Effective Jan. 1, Franz becomes executive vice president of Haitian, based in Ningbo, China. He also will become a member of the board at Haitian Group. Franz will help develop Haitian's strategy to improve customer orientation and expand into new markets in Asia and other regions of the world.
Franz said China, the largest consumer of injection molding presses in the world, will remain Haitian's most important market. But becoming more international will make Haitian stronger by exposing executives and employees to other cultures, he said from China in a Dec. 9 telephone interview.
``If you don't do business globally, you will never be able to understand customers globally,'' he said. ``In the end, the business is being made between people.''
Franz, 55, is former chairman of the German Plastics and Rubber Machinery Association and a 33-year machinery veteran. He is resurfacing about eight months after he departed German injection press maker Demag Plastics Group of Schwaig after a disagreement over DPG's future direction.
Rumors that Franz would go to Haitian had circulated in machinery circles.
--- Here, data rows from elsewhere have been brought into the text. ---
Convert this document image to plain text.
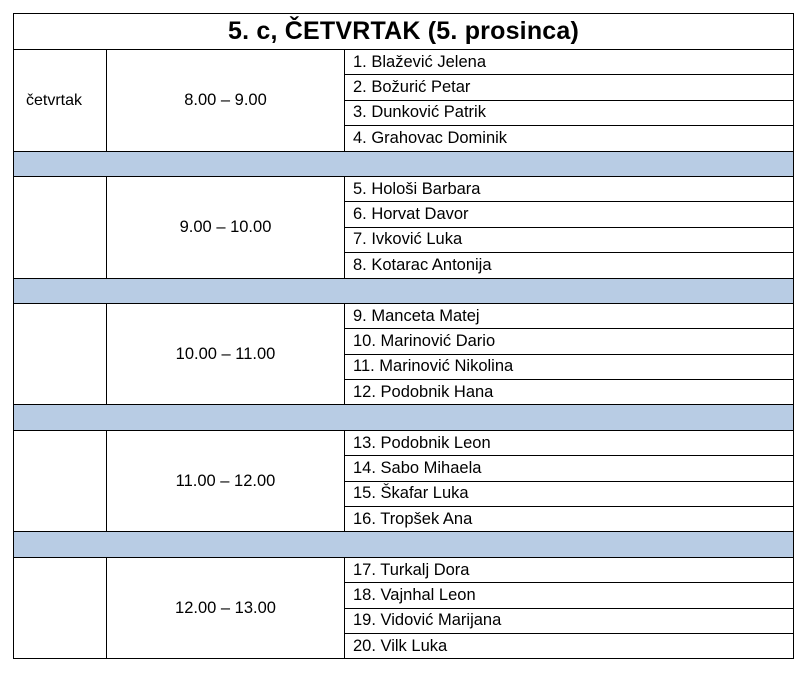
5. c, ČETVRTAK (5. prosinca)		

četvrtak	8.00 – 9.00	1. Blažević Jelena
		2. Božurić Petar
		3. Dunković Patrik
		4. Grahovac Dominik

	9.00 – 10.00	5. Hološi Barbara
		6. Horvat Davor
		7. Ivković Luka
		8. Kotarac Antonija

	10.00 – 11.00	9. Manceta Matej
		10. Marinović Dario
		11. Marinović Nikolina
		12. Podobnik Hana

	11.00 – 12.00	13. Podobnik Leon
		14. Sabo Mihaela
		15. Škafar Luka
		16. Tropšek Ana

	12.00 – 13.00	17. Turkalj Dora
		18. Vajnhal Leon
		19. Vidović Marijana
		20. Vilk Luka
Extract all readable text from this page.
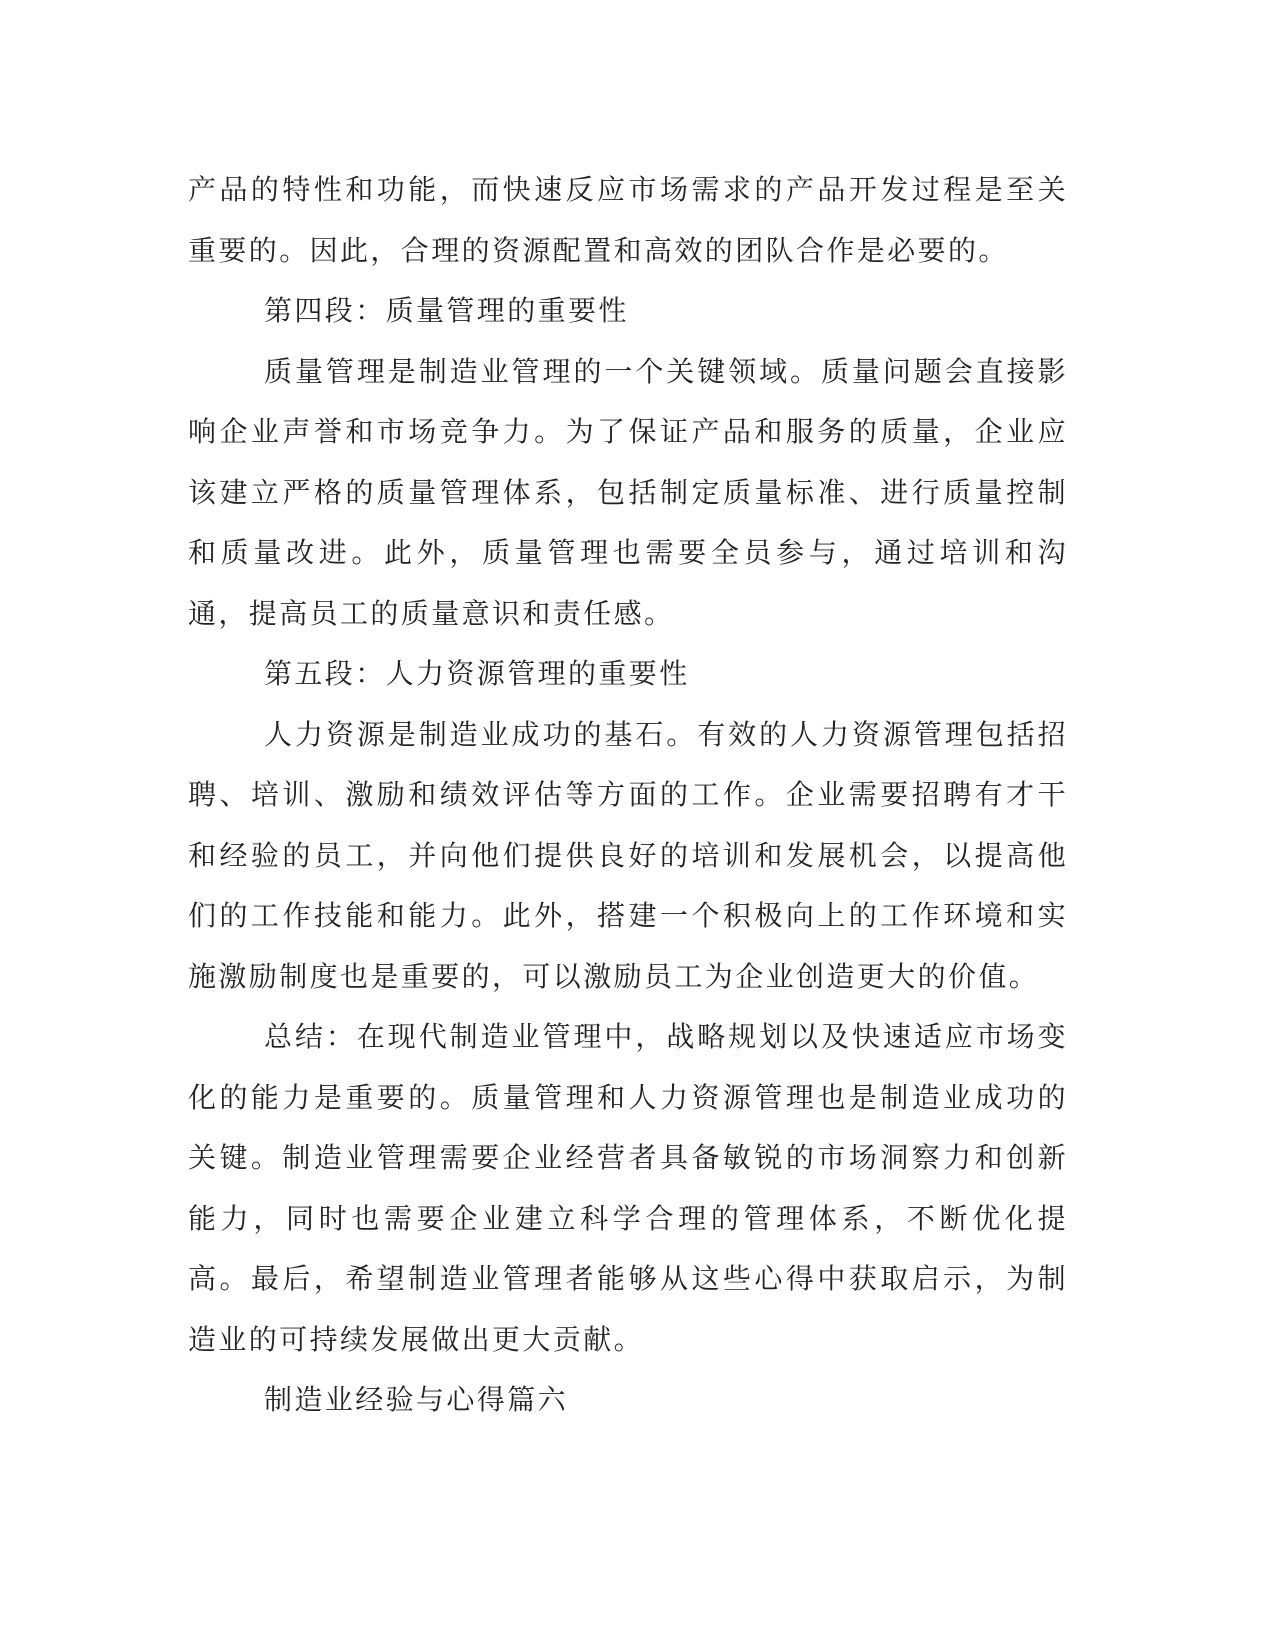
产品的特性和功能，而快速反应市场需求的产品开发过程是至关重要的。因此，合理的资源配置和高效的团队合作是必要的。

第四段：质量管理的重要性

质量管理是制造业管理的一个关键领域。质量问题会直接影响企业声誉和市场竞争力。为了保证产品和服务的质量，企业应该建立严格的质量管理体系，包括制定质量标准、进行质量控制和质量改进。此外，质量管理也需要全员参与，通过培训和沟通，提高员工的质量意识和责任感。

第五段：人力资源管理的重要性

人力资源是制造业成功的基石。有效的人力资源管理包括招聘、培训、激励和绩效评估等方面的工作。企业需要招聘有才干和经验的员工，并向他们提供良好的培训和发展机会，以提高他们的工作技能和能力。此外，搭建一个积极向上的工作环境和实施激励制度也是重要的，可以激励员工为企业创造更大的价值。

总结：在现代制造业管理中，战略规划以及快速适应市场变化的能力是重要的。质量管理和人力资源管理也是制造业成功的关键。制造业管理需要企业经营者具备敏锐的市场洞察力和创新能力，同时也需要企业建立科学合理的管理体系，不断优化提高。最后，希望制造业管理者能够从这些心得中获取启示，为制造业的可持续发展做出更大贡献。

制造业经验与心得篇六
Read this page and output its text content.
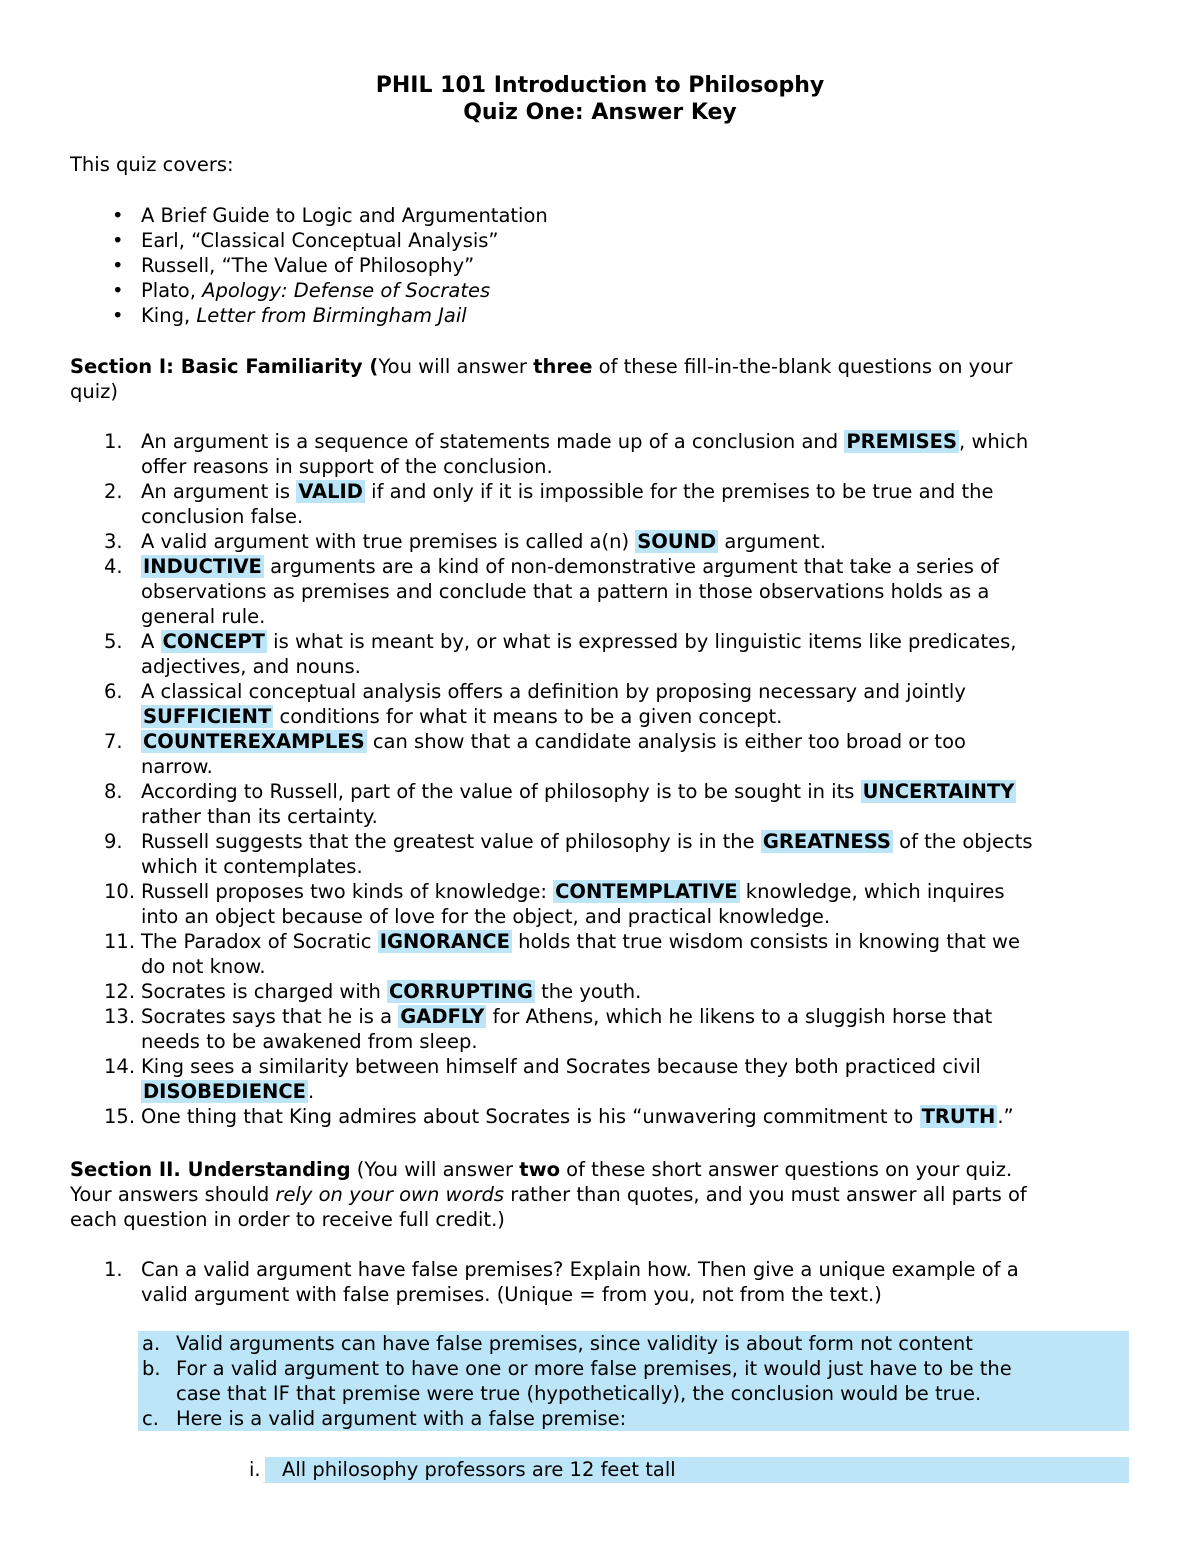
PHIL 101 Introduction to Philosophy
Quiz One: Answer Key
This quiz covers:
• A Brief Guide to Logic and Argumentation
• Earl, “Classical Conceptual Analysis”
• Russell, “The Value of Philosophy”
• Plato, Apology: Defense of Socrates
• King, Letter from Birmingham Jail
Section I: Basic Familiarity (You will answer three of these fill-in-the-blank questions on your
quiz)
1. An argument is a sequence of statements made up of a conclusion and PREMISES , which
offer reasons in support of the conclusion.
2. An argument is VALID if and only if it is impossible for the premises to be true and the
conclusion false.
3. A valid argument with true premises is called a(n) SOUND argument.
4.	INDUCTIVE arguments are a kind of non-demonstrative argument that take a series of
observations as premises and conclude that a pattern in those observations holds as a
general rule.
5. A CONCEPT is what is meant by, or what is expressed by linguistic items like predicates,
adjectives, and nouns.
6. A classical conceptual analysis offers a definition by proposing necessary and jointly
SUFFICIENT conditions for what it means to be a given concept.
7.	COUNTEREXAMPLES can show that a candidate analysis is either too broad or too
narrow.
8. According to Russell, part of the value of philosophy is to be sought in its UNCERTAINTY
rather than its certainty.
9. Russell suggests that the greatest value of philosophy is in the GREATNESS of the objects
which it contemplates.
10. Russell proposes two kinds of knowledge: CONTEMPLATIVE knowledge, which inquires
into an object because of love for the object, and practical knowledge.
11. The Paradox of Socratic IGNORANCE holds that true wisdom consists in knowing that we
do not know.
12. Socrates is charged with CORRUPTING the youth.
13. Socrates says that he is a GADFLY for Athens, which he likens to a sluggish horse that
needs to be awakened from sleep.
14. King sees a similarity between himself and Socrates because they both practiced civil
DISOBEDIENCE .
15. One thing that King admires about Socrates is his “unwavering commitment to TRUTH .”
Section II. Understanding (You will answer two of these short answer questions on your quiz.
Your answers should rely on your own words rather than quotes, and you must answer all parts of
each question in order to receive full credit.)
1. Can a valid argument have false premises? Explain how. Then give a unique example of a
valid argument with false premises. (Unique = from you, not from the text.)
a. Valid arguments can have false premises, since validity is about form not content
b. For a valid argument to have one or more false premises, it would just have to be the
case that IF that premise were true (hypothetically), the conclusion would be true.
c. Here is a valid argument with a false premise:
i. All philosophy professors are 12 feet tall
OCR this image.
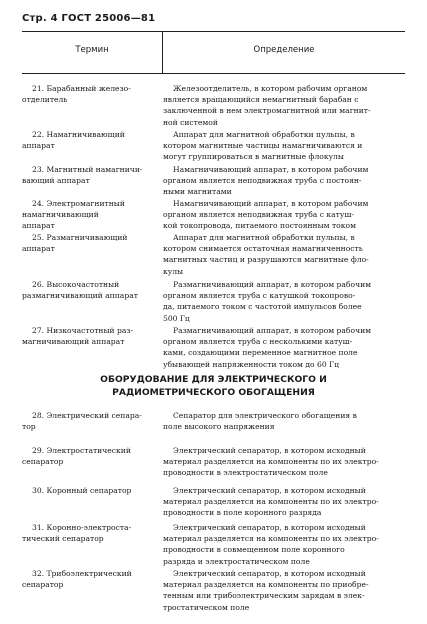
Стр. 4 ГОСТ 25006—81
Термин	Определение
21. Барабанный железо-
отделитель
Железоотделитель, в котором рабочим органом
является вращающийся немагнитный барабан с
заключенной в нем электромагнитной или магнит-
ной системой
22. Намагничивающий
аппарат
Аппарат для магнитной обработки пульпы, в
котором магнитные частицы намагничиваются и
могут группироваться в магнитные флокулы
23. Магнитный намагничи-
вающий аппарат
Намагничивающий аппарат, в котором рабочим
органом является неподвижная труба с постоян-
ными магнитами
24. Электромагнитный
намагничивающий
аппарат
Намагничивающий аппарат, в котором рабочим
органом является неподвижная труба с катуш-
кой токопровода, питаемого постоянным током
25. Размагничивающий
аппарат
Аппарат для магнитной обработки пульпы, в
котором снимается остаточная намагниченность
магнитных частиц и разрушаются магнитные фло-
кулы
26. Высокочастотный
размагничивающий аппарат
Размагничивающий аппарат, в котором рабочим
органом является труба с катушкой токопрово-
да, питаемого током с частотой импульсов более
500 Гц
27. Низкочастотный раз-
магничивающий аппарат
Размагничивающий аппарат, в котором рабочим
органом является труба с несколькими катуш-
ками, создающими переменное магнитное поле
убывающей напряженности током до 60 Гц
ОБОРУДОВАНИЕ ДЛЯ ЭЛЕКТРИЧЕСКОГО И
РАДИОМЕТРИЧЕСКОГО ОБОГАЩЕНИЯ
28. Электрический сепара-
тор
Сепаратор для электрического обогащения в
поле высокого напряжения
29. Электростатический
сепаратор
Электрический сепаратор, в котором исходный
материал разделяется на компоненты по их электро-
проводности в электростатическом поле
30. Коронный сепаратор	Электрический сепаратор, в котором исходный
материал разделяется на компоненты по их электро-
проводности в поле коронного разряда
31. Коронно-электроста-
тический сепаратор
Электрический сепаратор, в котором исходный
материал разделяется на компоненты по их электро-
проводности в совмещенном поле коронного
разряда и электростатическом поле
32. Трибоэлектрический
сепаратор
Электрический сепаратор, в котором исходный
материал разделяется на компоненты по приобре-
тенным или трибоэлектрическим зарядам в элек-
тростатическом поле
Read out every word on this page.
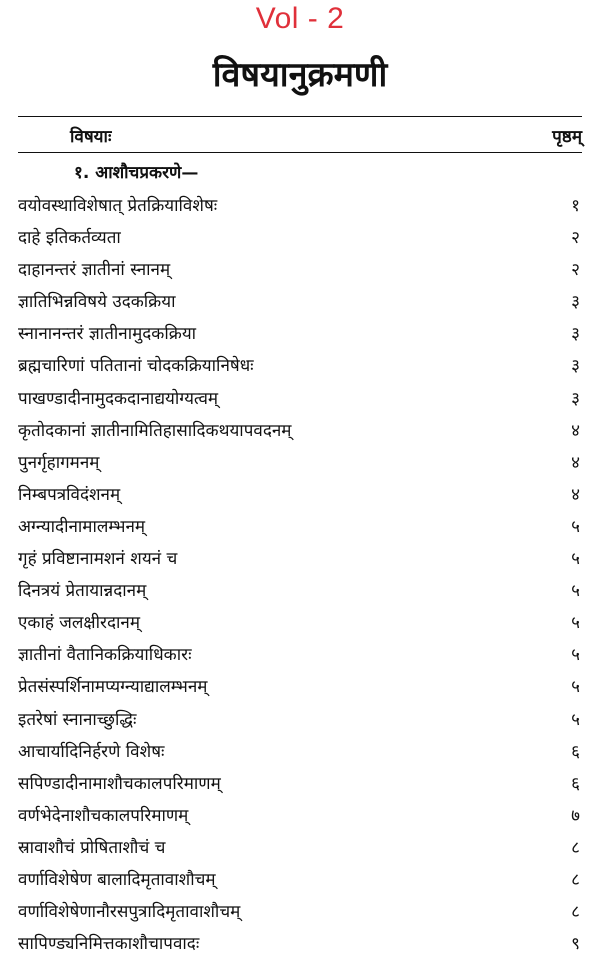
Vol - 2
विषयानुक्रमणी
विषयाः	पृष्ठम्
१. आशौचप्रकरणे—
वयोवस्थाविशेषात् प्रेतक्रियाविशेषः	१
दाहे इतिकर्तव्यता	२
दाहानन्तरं ज्ञातीनां स्नानम्	२
ज्ञातिभिन्नविषये उदकक्रिया	३
स्नानानन्तरं ज्ञातीनामुदकक्रिया	३
ब्रह्मचारिणां पतितानां चोदकक्रियानिषेधः	३
पाखण्डादीनामुदकदानाद्ययोग्यत्वम्	३
कृतोदकानां ज्ञातीनामितिहासादिकथयापवदनम्	४
पुनर्गृहागमनम्	४
निम्बपत्रविदंशनम्	४
अग्न्यादीनामालम्भनम्	५
गृहं प्रविष्टानामशनं शयनं च	५
दिनत्रयं प्रेतायान्नदानम्	५
एकाहं जलक्षीरदानम्	५
ज्ञातीनां वैतानिकक्रियाधिकारः	५
प्रेतसंस्पर्शिनामप्यग्न्याद्यालम्भनम्	५
इतरेषां स्नानाच्छुद्धिः	५
आचार्यादिनिर्हरणे विशेषः	६
सपिण्डादीनामाशौचकालपरिमाणम्	६
वर्णभेदेनाशौचकालपरिमाणम्	७
स्रावाशौचं प्रोषिताशौचं च	८
वर्णाविशेषेण बालादिमृतावाशौचम्	८
वर्णाविशेषेणानौरसपुत्रादिमृतावाशौचम्	८
सापिण्ड्यनिमित्तकाशौचापवादः	९
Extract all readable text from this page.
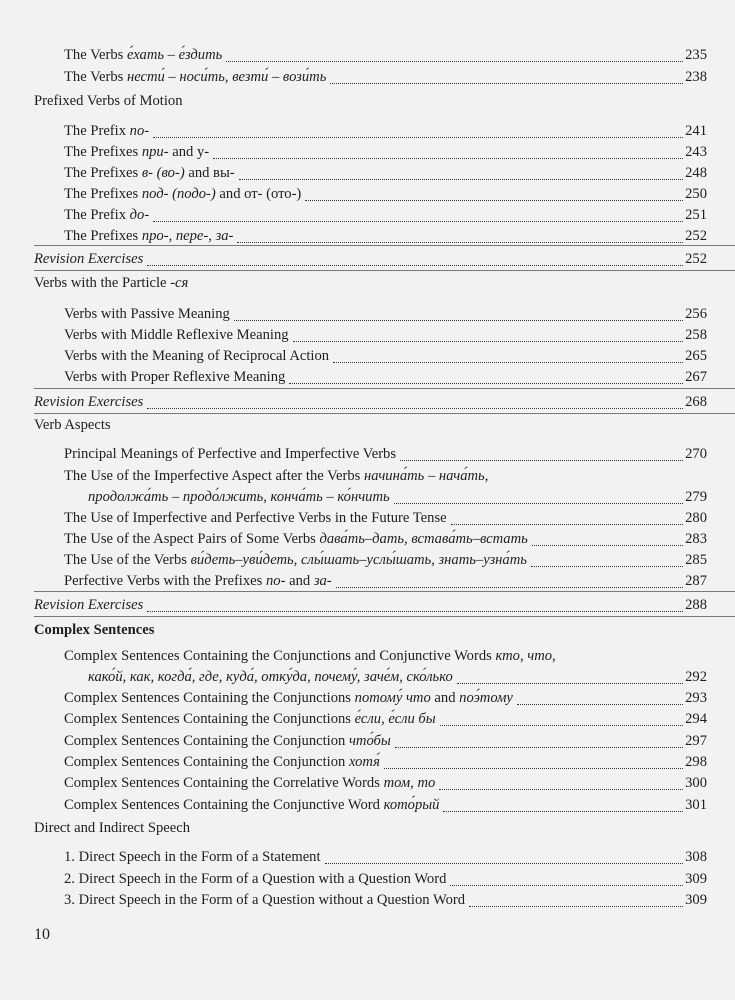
The Verbs е́хать – е́здить	235
The Verbs нести́ – носи́ть, везти́ – вози́ть	238
Prefixed Verbs of Motion
The Prefix по-	241
The Prefixes при- and у-	243
The Prefixes в- (во-) and вы-	248
The Prefixes под- (подо-) and от- (ото-)	250
The Prefix до-	251
The Prefixes про-, пере-, за-	252
Revision Exercises	252
Verbs with the Particle -ся
Verbs with Passive Meaning	256
Verbs with Middle Reflexive Meaning	258
Verbs with the Meaning of Reciprocal Action	265
Verbs with Proper Reflexive Meaning	267
Revision Exercises	268
Verb Aspects
Principal Meanings of Perfective and Imperfective Verbs	270
The Use of the Imperfective Aspect after the Verbs начина́ть – нача́ть,
продолжа́ть – продо́лжить, конча́ть – ко́нчить	279
The Use of Imperfective and Perfective Verbs in the Future Tense	280
The Use of the Aspect Pairs of Some Verbs дава́ть–дать, встава́ть–встать	283
The Use of the Verbs ви́деть–уви́деть, слы́шать–услы́шать, знать–узна́ть	285
Perfective Verbs with the Prefixes по- and за-	287
Revision Exercises	288
Complex Sentences
Complex Sentences Containing the Conjunctions and Conjunctive Words кто, что,
како́й, как, когда́, где, куда́, отку́да, почему́, заче́м, ско́лько	292
Complex Sentences Containing the Conjunctions потому́ что and поэ́тому	293
Complex Sentences Containing the Conjunctions е́сли, е́сли бы	294
Complex Sentences Containing the Conjunction что́бы	297
Complex Sentences Containing the Conjunction хотя́	298
Complex Sentences Containing the Correlative Words том, то	300
Complex Sentences Containing the Conjunctive Word кото́рый	301
Direct and Indirect Speech
1. Direct Speech in the Form of a Statement	308
2. Direct Speech in the Form of a Question with a Question Word	309
3. Direct Speech in the Form of a Question without a Question Word	309
10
DPG had a venture in China with Haitian that assembled about 1,000 injection presses since it was created in 1998. In November, DPG bought out Haitian's 40 percent share to become sole owner of that operation.
Haitian had sales of more than US$400 million in 2004, the company said in the news release. Injection molding machines are Haitian's core activity, but the company also makes machine tools, small compressors and motors. Haitian employs about 2,000 in China.
Haitian claims to hold about a 60 percent market share in China for large-tonnage presses and about 15 percent for small machines. The firm is one of the largest Chinese injection press manufacturers, battling with Hong Kong-based Chen Hsong Group, which builds presses on the mainland.
The Chinese injection press market is getting more crowded, with a large number of smaller domestic manufacturers, Japanese suppliers and a growing number of European and North American players building machines in China. Given that competition, Haitian and Franz face the ``highly demanding task'' of keeping Haitian in the lead, the company said.
Haitian also wants to export more of its machines outside China. Nondomestic sales have risen steadily during the past several years, from $50 million in 2003 to $80 million in 2004, according to the company.
``You will never meet the challenge if you only act in China. So you need to operate globally to be exposed to these cultures,'' Franz said.
Franz has plenty of global experience. At DPG, he oversaw plants in Germany, the United States and India, in addition to the China joint venture with Haitian.
He was born in East Germany in 1950. His father sold textile machinery, and he lived in Egypt as a young boy. At age 13, he moved to Moscow, spending nine years there. He graduated from high school in Russia and studied engineering for plastics equipment in Moscow. In 1972, Franz joined one of the three major injection press makers in the former German Democratic Republic, in Schwerin, East Germany. In 1985, he moved to a company that sold East German-made injection molding machines, extruders and sewing machinery, again working out of Moscow.
In 1991, he joined Mannesmann Demag Kunststofftechnik, now DPG, running its Moscow office. Four years later, Demag put Franz in charge of its small-tonnage injection press plant in Wiehe, Germany. He was promoted to the top post, executive managing director, in 1999.